Decorations inside the tomb
The tomb is not a much decorated one in the Valley. However the only decoration seen was at the entranceway of the first corridor and its walls. The tomb had much lesser decorations then seen in the other royal tombs. Here Mentuherkhepshef is shown alone without being escorted by his father. The corridor has decorations of dedication text in red and black text in the three columns inside. Beneath the text are pairs of fire spitting cobras depicting Isis and Nepthys on one side and Serget and Neit on the other. The little decoration depicts excellent work of the people who made the same. There are texts from the Book of the Dead seen on the walls of the corridor.

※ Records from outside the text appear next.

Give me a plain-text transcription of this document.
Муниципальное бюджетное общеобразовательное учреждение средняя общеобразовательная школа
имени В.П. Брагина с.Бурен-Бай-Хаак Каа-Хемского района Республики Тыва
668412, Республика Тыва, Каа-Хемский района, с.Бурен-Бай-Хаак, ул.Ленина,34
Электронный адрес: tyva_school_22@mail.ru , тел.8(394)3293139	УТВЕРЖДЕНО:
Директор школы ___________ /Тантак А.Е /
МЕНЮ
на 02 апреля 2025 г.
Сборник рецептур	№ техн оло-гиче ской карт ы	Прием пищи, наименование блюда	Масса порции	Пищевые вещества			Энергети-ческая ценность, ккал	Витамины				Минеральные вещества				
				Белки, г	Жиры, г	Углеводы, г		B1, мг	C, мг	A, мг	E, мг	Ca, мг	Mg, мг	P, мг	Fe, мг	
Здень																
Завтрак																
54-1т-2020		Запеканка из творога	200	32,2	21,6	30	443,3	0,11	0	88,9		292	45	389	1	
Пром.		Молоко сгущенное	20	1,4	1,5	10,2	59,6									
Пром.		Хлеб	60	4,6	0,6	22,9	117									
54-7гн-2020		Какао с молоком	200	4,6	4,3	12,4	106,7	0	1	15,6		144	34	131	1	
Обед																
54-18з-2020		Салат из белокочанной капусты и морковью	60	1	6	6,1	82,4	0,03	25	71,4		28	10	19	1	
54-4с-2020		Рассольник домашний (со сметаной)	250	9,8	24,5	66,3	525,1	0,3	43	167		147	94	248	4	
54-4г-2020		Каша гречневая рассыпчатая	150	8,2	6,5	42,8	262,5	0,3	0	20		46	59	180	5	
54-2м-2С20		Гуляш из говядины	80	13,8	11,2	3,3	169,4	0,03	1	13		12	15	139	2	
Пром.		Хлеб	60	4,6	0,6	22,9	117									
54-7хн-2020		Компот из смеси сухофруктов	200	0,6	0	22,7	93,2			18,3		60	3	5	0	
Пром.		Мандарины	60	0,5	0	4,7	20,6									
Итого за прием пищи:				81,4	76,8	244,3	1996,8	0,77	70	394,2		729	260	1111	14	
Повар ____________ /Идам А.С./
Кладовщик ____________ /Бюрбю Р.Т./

A peculiar thing is the detailed costumes of the devotees, a figure of Thoth is shown wearing a belt whose buckle has the cartouche of King Ramesses IX. Other scenes include the tomb owner paying worship to several deities including Osiris, Khonsu, Thoth and Ptah.
The remains of KV 19
Not much from funerary equipment was found inside the tomb and very little was recovered. Fragments of objects made from black stone depicting a part of a sarcophagus most probably were found. Foundation deposits near the entry were found including ostraca, faience and calcite plagues, which bared the name of Ramesses IV. A limestone plague bearing the name of Ramesses X was also found. Fragments of limestone stela could also be seen. Remains of multiple intrusive burials by Belzoni were later found. The number of mummies which the tomb contained still remains uncertain. However the cartonage style indicates that the bodies belong to people from the 22nd dynasty in Egypt.
A final word
The tomb KV 19 is believed to have been built for Ramesses Setherkhepshef who was also recognized by the name Ramesses VII, but later on it became the property of Mentuherkhepshef and the findings too depict the same.